А вы можете что-то рассказывать?
ИТКИНД. Что?
ВЕСЕЛИНА. Ну, что-нибудь. Вашу биографию. Для интервью…
Иткинд уходит, возвращается с ведром, наливает из него воду в глину и продолжает разминать ее, сосредоточенно вглядываясь в Веселину.
Алло! Исаак Яковлевич!
ИТКИНД (отстранено). Вус?
ВЕСЕЛИНА (в отчаянии). Вы обещали интервью. Расскажите о себе…
ИТКИНД. Тов. (Отстранено и почти машинально). Я родился в 1871 году в маленьком местечке возле Сморгони Витебской губернии. Мой отец был хасидским раввином… Вы знаете, кто такие хасиды?
ВЕСЕЛИНА. Ну, это такая секта…
ИТКИНД. (работая и думая о работе). Нет. Все так думают, но это не так. Хасиды говорят: жизнь нам дана Всевышним для радости и любви. Если ты соблюдаешь законы, данные Господом, то жизнь это праздник, ви согласны?
ВЕСЕЛИНА. Я согласна, что ваш папа был раввином…
ИТКИНД. И дедушка! Я закончил ешиву и тоже стал раввином…
ВЕСЕЛИНА. Это я знаю. А как вы стали скульптором?
Иткинд вдруг резко отделяет от бесформенной кучи глины большой кусок, ставит его на постамент рядом с Веселиной, и теперь в этом куске угадывается нечто вроде женского торса. Смотрит на Веселину и на торс.
Исаак Яковлевич!..
ИТКИНД (словно откуда-то издали). А?
ВЕСЕЛИНА. Вы были раввином. А как вы стали скульптором?

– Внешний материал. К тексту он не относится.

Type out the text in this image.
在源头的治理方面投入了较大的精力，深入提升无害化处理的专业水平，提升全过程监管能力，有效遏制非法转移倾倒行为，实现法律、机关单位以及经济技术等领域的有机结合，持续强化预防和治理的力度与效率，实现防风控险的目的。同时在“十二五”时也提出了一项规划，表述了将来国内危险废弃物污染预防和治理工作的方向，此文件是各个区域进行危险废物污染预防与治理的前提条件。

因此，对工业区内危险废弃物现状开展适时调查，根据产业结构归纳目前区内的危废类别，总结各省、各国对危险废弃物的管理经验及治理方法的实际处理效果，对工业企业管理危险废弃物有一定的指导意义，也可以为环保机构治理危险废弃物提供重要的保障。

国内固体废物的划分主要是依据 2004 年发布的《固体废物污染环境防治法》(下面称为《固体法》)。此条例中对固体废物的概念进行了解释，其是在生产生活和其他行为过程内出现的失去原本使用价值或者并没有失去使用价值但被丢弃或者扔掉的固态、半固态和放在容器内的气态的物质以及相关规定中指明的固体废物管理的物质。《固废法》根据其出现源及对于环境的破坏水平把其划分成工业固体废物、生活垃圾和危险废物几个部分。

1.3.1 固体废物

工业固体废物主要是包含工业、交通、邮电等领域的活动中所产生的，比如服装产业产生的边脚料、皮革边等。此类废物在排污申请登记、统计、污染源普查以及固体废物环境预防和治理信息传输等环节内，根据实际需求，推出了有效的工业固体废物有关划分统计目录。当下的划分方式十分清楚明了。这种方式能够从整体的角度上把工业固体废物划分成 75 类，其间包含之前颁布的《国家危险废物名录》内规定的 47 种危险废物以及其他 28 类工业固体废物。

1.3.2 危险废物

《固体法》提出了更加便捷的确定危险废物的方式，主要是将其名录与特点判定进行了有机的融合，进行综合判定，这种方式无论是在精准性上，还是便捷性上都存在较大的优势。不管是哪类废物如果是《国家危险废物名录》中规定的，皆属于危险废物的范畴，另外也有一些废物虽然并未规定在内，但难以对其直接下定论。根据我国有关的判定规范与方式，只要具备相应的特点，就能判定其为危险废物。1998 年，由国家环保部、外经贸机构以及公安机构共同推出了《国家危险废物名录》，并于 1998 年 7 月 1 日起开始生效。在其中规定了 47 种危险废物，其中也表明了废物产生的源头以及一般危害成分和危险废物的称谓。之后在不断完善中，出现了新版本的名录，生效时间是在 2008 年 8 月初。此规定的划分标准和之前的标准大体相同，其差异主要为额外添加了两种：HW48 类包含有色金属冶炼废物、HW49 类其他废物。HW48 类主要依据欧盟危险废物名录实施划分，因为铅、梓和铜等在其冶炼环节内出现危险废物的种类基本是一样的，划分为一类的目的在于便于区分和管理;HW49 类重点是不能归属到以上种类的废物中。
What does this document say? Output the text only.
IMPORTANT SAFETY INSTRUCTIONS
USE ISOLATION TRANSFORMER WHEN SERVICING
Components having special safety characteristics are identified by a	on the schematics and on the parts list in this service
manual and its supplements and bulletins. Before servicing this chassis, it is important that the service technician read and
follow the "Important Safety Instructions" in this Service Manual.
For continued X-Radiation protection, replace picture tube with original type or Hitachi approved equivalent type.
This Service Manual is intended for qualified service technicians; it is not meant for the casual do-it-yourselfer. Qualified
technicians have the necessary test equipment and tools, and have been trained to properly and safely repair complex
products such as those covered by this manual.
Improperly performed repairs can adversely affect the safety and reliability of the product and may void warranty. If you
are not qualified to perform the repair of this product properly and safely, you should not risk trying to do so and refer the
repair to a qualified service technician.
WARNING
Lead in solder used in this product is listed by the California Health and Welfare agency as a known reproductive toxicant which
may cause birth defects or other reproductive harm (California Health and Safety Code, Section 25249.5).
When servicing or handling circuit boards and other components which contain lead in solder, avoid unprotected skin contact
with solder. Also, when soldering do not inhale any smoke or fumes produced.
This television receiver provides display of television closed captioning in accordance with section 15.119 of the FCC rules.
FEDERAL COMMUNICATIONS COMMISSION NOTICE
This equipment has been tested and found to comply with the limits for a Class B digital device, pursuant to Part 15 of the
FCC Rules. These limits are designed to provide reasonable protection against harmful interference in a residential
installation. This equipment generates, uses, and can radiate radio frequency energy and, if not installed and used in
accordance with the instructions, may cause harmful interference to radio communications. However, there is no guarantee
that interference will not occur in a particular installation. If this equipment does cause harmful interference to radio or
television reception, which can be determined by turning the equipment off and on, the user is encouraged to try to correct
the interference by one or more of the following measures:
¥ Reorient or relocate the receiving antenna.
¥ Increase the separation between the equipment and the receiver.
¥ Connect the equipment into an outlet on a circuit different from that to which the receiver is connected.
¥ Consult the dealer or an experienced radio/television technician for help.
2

ИТКИНД (работая с глиняным торсом). Да, я был раввином… В 26 лет я был раввином, у меня были жена и дети – всё, как полагается настоящему хасиду… И вдруг… Вдруг мне попалась книга о Марке Антокольском. Скульпторе. А там были фотографии его знаменитых горельефов «Еврей-портной», «Вечерний труд старика» и другие. В этих стариках я сразу узнал наших местечковых евреев. И я просто потерял голову – Антокольский, тоже еврей, и тоже из Вильно, а делает такие вещи, скульптуры!..
ВЕСЕЛИНА. Ой!
ИТКИНД. Что такое?
ВЕСЕЛИНА. Не знаю. (Трет плечо) Плечо заболело… Извините, рассказывайте.
ИТКИНД (продолжая работать с глиняным торсом). Стойте прямо! Вы весна! Стойте прямо!
ВЕСЕЛИНА (выпрямляясь). Да, извините. Рассказывайте.
ИТКИНД (продолжая энергично работать с глиняным торсом). Хорошо. В это время в Сморгони наш богач Пиня, хозяин скобяного магазина, выдавал замуж свою единственную дочку Броню. Но никто не хотел на ней жениться – такая она была уродка. Маленькая и горбунья, ви можете себе представить? Пиня давал за нее очень большое приданое, но даже приказчики в магазине Пини, которые могли за грош продать черту душу, и те отказывались от Брони. Что такое?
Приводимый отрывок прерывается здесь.